I’m sure you’ve stumbled upon this word called ‘Blockchain’ in the last few years. Today, if you put the words “Blockchain based” as a prefix to whatever you’re selling, you’re going to make atleast 2x more sales no matter what your product is.
Anyway, we’re running out of time, I’ve only got five minutes to explain this.
A Blockchain is a continuously growing list of records called blocks, which are linked and secured using cryptography. Sounds too Wikipedia-ish, I get it. Let’s break it down.
First, let’s understand what a block is.
A block is the fundamental unit or the smallest indivisible part of a Blockchain. If you look at the image above, you’ll understand what the components of a typical block are. It has three fields viz. Data, Previous Hash and Hash.
The Data field contains whatever you want to store in your blockchain. Could be a vote in a blockchain based voting application, or a birth certificate in a certificate application, or transactions like in case of Bitcoin Blockchain. The Data field is where you put the main information to be stored in the block.
We’ll come back to the Previous Hash field later.
Next, we have the Hash field. The hash field contains the hash of the block.

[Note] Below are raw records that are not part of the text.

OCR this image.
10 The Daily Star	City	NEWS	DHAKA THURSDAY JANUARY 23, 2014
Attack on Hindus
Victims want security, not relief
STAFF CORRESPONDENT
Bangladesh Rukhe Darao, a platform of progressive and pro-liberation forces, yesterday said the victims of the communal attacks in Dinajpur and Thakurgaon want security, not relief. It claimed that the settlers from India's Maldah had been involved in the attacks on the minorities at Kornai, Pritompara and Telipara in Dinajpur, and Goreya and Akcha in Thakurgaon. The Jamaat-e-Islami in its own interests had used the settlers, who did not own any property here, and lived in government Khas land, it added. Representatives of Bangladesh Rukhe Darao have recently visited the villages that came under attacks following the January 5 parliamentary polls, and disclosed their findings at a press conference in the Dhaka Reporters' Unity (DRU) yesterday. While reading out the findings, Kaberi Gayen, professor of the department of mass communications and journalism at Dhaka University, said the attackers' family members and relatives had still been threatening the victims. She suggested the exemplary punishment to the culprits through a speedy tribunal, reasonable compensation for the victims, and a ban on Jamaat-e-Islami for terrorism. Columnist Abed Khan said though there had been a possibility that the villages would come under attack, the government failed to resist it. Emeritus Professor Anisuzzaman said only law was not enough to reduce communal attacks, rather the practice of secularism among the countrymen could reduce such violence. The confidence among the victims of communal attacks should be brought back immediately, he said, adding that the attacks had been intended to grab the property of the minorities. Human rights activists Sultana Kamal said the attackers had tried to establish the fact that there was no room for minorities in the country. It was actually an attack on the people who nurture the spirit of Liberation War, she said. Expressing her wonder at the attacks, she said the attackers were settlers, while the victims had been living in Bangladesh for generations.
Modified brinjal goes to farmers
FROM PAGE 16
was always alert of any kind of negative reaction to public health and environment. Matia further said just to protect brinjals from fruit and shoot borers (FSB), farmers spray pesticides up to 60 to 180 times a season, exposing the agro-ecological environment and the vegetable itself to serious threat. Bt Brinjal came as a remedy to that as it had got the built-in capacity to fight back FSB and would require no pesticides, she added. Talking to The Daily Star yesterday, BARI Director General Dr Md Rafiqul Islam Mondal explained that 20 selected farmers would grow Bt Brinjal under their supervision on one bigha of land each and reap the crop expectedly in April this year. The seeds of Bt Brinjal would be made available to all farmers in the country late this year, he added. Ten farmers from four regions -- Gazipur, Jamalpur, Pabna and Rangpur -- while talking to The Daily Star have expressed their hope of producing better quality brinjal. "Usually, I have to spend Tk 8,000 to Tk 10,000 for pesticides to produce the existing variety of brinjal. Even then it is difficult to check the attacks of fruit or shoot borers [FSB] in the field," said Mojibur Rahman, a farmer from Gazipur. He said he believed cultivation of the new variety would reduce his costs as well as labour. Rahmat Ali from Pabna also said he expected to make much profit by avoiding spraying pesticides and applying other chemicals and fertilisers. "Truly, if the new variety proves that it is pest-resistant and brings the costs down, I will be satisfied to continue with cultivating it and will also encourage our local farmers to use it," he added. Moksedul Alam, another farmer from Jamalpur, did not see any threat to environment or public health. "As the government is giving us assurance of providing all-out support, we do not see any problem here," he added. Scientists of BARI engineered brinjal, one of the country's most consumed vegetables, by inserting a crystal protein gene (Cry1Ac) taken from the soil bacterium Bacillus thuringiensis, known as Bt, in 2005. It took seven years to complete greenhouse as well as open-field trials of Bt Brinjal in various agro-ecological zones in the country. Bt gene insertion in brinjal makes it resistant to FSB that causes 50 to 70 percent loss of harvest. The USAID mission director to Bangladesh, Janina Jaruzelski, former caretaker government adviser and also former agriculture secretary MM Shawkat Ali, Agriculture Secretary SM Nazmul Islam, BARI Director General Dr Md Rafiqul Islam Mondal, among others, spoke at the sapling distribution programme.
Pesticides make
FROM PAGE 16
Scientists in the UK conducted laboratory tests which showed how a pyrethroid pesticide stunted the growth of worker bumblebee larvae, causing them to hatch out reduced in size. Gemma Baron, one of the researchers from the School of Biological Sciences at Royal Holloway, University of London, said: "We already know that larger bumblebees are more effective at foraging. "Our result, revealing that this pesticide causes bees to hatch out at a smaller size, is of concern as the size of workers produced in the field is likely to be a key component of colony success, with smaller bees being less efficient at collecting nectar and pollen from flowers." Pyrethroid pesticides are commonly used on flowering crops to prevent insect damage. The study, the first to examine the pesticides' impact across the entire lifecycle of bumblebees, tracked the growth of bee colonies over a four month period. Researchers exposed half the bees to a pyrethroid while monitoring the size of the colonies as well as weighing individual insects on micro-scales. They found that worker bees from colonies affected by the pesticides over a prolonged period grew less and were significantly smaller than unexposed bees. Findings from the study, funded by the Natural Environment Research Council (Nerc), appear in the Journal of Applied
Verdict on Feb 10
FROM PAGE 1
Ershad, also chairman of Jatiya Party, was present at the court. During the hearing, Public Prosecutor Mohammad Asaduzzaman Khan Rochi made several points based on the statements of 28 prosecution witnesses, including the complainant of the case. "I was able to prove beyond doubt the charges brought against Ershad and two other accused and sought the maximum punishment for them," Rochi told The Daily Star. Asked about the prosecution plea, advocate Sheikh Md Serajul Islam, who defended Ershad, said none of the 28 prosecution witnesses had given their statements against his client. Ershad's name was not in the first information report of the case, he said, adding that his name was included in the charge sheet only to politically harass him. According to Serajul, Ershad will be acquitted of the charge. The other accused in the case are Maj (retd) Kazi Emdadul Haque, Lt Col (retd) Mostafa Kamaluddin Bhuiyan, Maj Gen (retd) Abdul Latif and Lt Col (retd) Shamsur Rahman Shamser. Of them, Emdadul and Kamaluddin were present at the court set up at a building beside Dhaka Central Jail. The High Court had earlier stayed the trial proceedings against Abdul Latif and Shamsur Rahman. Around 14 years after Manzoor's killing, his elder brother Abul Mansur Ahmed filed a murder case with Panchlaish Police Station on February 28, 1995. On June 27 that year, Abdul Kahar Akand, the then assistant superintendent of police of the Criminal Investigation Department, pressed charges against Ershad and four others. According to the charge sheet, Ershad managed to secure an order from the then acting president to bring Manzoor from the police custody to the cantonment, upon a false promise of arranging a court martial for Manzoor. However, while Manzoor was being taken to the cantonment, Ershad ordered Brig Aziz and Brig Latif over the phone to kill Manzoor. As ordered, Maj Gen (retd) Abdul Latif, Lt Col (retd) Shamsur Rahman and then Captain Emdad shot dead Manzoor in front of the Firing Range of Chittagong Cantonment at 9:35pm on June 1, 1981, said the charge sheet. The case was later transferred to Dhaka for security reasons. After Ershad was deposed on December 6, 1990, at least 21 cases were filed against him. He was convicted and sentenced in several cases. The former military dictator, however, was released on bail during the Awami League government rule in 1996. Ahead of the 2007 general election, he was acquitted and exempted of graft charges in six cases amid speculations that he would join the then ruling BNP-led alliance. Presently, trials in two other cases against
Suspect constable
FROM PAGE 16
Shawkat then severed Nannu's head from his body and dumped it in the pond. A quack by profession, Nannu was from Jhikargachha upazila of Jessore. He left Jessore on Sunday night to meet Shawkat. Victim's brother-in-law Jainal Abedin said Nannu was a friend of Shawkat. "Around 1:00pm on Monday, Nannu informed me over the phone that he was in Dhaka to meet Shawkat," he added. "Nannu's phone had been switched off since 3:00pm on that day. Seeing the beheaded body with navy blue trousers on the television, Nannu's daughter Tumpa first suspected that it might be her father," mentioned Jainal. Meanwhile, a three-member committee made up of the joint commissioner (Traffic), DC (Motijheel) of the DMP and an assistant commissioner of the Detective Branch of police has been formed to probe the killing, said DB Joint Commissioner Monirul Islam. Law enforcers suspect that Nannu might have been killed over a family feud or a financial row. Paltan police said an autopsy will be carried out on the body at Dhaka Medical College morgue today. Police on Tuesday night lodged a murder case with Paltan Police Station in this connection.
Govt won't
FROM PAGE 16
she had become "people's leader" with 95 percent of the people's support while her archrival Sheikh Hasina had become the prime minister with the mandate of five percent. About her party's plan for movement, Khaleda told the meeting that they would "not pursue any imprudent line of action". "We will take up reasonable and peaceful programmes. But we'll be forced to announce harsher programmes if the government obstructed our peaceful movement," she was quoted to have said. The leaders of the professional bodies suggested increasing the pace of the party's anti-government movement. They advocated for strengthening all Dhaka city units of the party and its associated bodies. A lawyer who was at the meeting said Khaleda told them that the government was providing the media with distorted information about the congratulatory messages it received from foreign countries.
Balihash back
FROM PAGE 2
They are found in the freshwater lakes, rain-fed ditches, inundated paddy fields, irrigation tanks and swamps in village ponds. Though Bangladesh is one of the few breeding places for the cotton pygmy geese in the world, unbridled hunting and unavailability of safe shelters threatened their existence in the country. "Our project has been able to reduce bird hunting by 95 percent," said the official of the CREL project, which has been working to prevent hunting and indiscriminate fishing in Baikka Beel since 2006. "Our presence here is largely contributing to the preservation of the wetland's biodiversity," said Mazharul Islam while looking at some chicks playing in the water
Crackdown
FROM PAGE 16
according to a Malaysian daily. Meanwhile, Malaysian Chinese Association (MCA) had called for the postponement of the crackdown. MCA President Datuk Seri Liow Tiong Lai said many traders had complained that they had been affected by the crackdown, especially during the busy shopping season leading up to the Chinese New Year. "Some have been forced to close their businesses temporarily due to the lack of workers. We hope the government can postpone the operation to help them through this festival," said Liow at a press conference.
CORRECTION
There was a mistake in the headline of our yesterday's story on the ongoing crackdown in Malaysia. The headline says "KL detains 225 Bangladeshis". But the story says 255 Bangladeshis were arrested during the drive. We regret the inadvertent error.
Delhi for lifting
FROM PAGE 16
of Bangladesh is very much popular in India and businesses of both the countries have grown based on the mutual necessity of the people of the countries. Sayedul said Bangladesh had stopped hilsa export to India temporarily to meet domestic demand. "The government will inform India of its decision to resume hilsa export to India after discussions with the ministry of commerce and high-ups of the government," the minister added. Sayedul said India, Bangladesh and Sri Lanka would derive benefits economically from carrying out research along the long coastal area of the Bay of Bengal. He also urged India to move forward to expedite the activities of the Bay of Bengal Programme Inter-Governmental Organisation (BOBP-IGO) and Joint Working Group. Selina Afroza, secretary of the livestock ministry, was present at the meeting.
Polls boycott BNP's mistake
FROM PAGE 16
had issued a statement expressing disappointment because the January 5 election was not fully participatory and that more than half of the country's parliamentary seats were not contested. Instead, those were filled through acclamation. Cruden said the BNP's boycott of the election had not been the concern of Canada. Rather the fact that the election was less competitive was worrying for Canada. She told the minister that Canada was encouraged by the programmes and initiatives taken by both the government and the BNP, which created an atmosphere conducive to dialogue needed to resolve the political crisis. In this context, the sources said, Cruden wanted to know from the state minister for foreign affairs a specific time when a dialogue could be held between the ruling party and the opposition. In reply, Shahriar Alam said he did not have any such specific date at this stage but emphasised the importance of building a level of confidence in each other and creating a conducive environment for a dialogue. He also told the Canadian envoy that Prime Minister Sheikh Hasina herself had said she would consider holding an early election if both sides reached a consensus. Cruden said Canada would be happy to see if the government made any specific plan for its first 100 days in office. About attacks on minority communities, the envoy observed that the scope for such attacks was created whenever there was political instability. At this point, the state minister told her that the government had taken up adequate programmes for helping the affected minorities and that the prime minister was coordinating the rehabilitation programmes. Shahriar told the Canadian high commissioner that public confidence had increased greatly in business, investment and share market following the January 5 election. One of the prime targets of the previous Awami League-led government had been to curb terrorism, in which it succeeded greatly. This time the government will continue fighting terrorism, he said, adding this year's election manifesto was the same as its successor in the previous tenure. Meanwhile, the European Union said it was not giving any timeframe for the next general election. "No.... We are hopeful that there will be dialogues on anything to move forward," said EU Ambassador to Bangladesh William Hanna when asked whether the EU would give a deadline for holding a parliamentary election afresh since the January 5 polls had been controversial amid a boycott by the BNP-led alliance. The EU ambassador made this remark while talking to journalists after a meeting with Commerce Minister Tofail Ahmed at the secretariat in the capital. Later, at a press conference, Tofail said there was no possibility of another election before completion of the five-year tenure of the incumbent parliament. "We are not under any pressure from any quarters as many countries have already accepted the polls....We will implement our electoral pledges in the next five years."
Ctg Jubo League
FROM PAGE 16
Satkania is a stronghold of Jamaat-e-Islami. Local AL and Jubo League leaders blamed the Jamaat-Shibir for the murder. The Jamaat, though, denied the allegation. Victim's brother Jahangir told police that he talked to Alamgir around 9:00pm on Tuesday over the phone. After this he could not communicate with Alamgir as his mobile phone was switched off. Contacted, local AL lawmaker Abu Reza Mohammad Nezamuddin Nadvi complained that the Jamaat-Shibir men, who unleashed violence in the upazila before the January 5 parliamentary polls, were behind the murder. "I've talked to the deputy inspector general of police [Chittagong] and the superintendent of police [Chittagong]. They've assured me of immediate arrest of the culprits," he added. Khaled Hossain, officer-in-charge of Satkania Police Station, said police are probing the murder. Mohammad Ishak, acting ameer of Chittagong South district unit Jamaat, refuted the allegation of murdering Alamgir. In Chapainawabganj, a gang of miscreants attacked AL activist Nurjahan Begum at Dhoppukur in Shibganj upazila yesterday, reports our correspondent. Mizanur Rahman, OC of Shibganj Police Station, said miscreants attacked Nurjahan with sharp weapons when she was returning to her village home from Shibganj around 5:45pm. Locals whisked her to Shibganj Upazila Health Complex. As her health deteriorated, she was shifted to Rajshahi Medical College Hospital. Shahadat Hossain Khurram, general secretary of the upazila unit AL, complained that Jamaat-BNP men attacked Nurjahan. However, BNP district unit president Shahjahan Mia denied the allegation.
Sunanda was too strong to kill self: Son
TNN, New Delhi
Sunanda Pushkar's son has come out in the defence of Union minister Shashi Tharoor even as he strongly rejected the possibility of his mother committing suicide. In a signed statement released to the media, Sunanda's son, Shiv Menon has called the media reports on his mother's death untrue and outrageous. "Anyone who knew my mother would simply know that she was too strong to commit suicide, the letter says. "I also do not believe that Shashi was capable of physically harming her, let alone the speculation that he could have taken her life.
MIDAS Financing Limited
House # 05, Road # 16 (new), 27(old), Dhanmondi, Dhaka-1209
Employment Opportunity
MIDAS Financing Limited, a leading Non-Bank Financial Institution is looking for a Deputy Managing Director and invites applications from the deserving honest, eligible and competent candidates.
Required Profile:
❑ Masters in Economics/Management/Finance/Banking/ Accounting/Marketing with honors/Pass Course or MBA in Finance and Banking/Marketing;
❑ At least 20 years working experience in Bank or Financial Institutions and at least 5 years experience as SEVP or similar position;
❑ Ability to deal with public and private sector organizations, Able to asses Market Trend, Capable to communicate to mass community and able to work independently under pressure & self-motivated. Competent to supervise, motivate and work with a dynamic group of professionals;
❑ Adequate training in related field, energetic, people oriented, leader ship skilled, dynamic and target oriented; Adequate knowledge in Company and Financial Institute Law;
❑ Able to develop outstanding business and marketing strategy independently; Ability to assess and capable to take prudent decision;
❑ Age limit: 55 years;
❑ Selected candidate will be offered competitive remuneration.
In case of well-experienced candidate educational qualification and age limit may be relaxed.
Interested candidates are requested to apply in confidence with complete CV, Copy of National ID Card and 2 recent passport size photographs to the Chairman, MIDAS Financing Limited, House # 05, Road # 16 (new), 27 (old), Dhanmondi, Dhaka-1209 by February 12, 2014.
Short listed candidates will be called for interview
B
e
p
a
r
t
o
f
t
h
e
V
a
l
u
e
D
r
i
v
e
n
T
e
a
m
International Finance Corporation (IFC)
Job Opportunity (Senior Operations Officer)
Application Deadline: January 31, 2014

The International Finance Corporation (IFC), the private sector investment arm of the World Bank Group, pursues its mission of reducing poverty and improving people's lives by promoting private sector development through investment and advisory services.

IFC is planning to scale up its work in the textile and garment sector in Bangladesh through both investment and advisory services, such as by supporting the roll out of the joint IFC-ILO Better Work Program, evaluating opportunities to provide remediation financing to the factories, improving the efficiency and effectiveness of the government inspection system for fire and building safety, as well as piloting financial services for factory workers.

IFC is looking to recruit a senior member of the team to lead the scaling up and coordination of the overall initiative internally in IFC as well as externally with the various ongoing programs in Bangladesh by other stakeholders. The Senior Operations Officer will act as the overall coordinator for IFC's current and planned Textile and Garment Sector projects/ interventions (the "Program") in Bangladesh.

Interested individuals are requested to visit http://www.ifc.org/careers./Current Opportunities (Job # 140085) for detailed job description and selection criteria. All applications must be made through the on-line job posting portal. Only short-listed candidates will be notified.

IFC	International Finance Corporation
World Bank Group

A hash is a unique fingerprint of a piece of information. Hashes look different depending on the hashing algorithm, but usually, it is an alphanumeric string that looks like this:
You give the hashing algorithm some input, and get the hash in return as output. If you’re still confused about how cryptographic hash functions, we have an entire article that explains hashes.
In our case, instead of “Hello” like in the above image, we give the hashing algorithm(SHA256) the data field and the previous hash field as input, and get the hash of current block as output. And if even one bit of information in the block is changed, the entire hash changes. (See: Five Requirements of a Cryptographic Hash Function)
The hash of a block serves two purposes. One, it is the signature or fingerprint of that block. Second, it serves as the Previous Hash field of the next block. I think it must be clear now that the Previous Hash field, that is used to produce the hash of the current block, comes from the previous block.
So, if some hacker tries to change the information in the data field of a block, it changes the hash of that block completely. And consequently, it changes the previous hash field of the next block and so on. The blockchain network realizes something is wrong and reverts back to its original unmodified state. This will be much easier to understand when we discover the Distributed Peer-To-Peer network of blockchains. But that’s a topic for another day.
For now, this is enough for a five minute fundamental understanding of Blockchains.